I’ve written before that I love reading my RSS feeds, but I often get behind and end up missing a lot. The more I think about it, it’s like the morning newspaper. It appears in the morning and is packed with interesting information that could benefit me during the day. But, if the newspaper goes straight to recycle bin, I experience no pain.
The big point here is that reading RSS feeds can be a positive, but missing them doesn’t create a negative, for me at least. Yesterday’s news is yesterday’s news.
I wonder if this will be the role of RSS in the future, or if it will start to move to more into the realm of the mailed letter, where it hurts to miss it?
Have a suggestion? Tell us about it, please.
Missing RSS Doesn't Hurt
Lee: The key is a feed reader with automated search channels. I'm subscribed to a number of high-volume feeds that I just *can't* keeep up with, no matter how hard I try.
So I tell Newzcrawler to derive search channels from those feeds, and every time something pops up sporting a keyword that interests me, I can jump straight to it. If I read the rest of it, fine... if I don't, that's fine, too.
Missing RSS Doesn't Hurt
> I wonder if this will be the role of RSS in the future, or if it will start to move to more into the realm of the mailed letter, where it hurts to miss it?
Part of the rise of blogging has been, in my opinion, due to the implied transient nature of the communication. People feel more assured throwing ideas out into the abyss - brainstorming if you will - under the assumption that there is less accountability for mistatement as there would be in corporate e-mail. I believe the transient nature is by design.

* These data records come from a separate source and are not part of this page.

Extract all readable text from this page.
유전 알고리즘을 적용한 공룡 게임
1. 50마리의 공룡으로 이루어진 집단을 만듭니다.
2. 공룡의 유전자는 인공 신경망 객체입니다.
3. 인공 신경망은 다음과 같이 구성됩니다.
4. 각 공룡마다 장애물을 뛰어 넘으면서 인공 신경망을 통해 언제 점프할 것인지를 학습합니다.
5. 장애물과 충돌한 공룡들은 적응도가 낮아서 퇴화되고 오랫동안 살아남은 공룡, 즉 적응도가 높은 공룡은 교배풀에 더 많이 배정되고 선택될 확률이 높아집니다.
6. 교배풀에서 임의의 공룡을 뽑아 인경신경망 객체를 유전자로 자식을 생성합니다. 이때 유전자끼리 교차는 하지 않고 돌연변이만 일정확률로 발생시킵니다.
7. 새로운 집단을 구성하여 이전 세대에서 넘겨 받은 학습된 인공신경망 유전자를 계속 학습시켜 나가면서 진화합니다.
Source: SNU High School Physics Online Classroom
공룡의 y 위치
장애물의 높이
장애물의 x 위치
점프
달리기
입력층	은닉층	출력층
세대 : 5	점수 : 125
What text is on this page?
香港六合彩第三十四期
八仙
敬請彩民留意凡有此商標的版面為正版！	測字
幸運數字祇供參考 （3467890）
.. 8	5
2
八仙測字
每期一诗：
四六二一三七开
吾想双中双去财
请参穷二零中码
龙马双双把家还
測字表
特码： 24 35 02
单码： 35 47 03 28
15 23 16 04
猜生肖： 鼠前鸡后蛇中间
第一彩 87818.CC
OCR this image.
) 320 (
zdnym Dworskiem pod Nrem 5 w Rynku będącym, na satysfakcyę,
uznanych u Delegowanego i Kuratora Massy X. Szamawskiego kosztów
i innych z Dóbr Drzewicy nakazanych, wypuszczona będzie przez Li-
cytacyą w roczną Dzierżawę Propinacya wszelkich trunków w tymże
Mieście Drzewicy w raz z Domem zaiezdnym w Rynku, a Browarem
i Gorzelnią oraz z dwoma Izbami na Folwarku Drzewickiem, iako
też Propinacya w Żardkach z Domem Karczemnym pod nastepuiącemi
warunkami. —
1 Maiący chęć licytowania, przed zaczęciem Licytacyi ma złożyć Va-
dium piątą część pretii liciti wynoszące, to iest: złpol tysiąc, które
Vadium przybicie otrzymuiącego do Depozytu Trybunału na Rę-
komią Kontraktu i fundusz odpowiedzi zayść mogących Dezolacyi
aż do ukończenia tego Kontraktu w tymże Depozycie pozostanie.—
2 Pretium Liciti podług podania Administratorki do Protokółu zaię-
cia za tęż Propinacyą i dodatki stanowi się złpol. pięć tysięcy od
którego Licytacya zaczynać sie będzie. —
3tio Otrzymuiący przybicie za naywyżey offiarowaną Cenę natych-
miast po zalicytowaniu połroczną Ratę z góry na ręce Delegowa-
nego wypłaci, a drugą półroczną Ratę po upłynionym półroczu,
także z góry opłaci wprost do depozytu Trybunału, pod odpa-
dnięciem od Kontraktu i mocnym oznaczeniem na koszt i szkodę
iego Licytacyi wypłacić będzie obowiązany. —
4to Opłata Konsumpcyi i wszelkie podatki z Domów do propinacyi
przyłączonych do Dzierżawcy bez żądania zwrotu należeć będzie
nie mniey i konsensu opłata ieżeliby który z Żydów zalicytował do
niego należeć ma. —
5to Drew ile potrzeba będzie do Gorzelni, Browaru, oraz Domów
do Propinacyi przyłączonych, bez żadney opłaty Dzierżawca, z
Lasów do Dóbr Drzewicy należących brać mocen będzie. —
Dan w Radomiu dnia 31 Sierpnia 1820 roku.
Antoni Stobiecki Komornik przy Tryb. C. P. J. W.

That said, people have been trying to stuff square pegs into round holes for decades; so there's no reason to assume they'd stop anytime soon =o)
Missing RSS Doesn't Hurt
We'll be talking a little bit about RSS and how it effects us today and what it will be like in the future in our panel, The Future of Content tomorrow. I think you're spot on, I can go weeks without reading a newspaper or watching the news on TV... what happens is the really critical news makes it to you word of mouth anyway (e.g. London). It's interesting tho that even when reading RSS all day and keeping up with it, if your feeds we are subscribed to are so highly focused that we may miss mainstream news all together (e.g. Columbia, London, etc). I think feeds will be only one aspect of what is to come. If you look at the direction XML and XSLT is going information is going to become a lot more portable and distributable... thus more disposable at times.
Missing RSS Doesn't Hurt
What's changing now, as compared to a year ago, is the striation and importance of my different feeds.
I interact and "need" podcasts, rss watch lists, plain rss news feeds, and my friend's feeds in different times and ways.
For the people who are using my FeedMail service - http://www.feed-mail.com , the RSS item IS an email and carries with it the same social burdens (i.e. don't treat your mom's email like yesterday's newspaper)
Missing RSS Doesn't Hurt
'MARK ALL READ' has this dangerous appeal to me. But it always feels so good after I click it.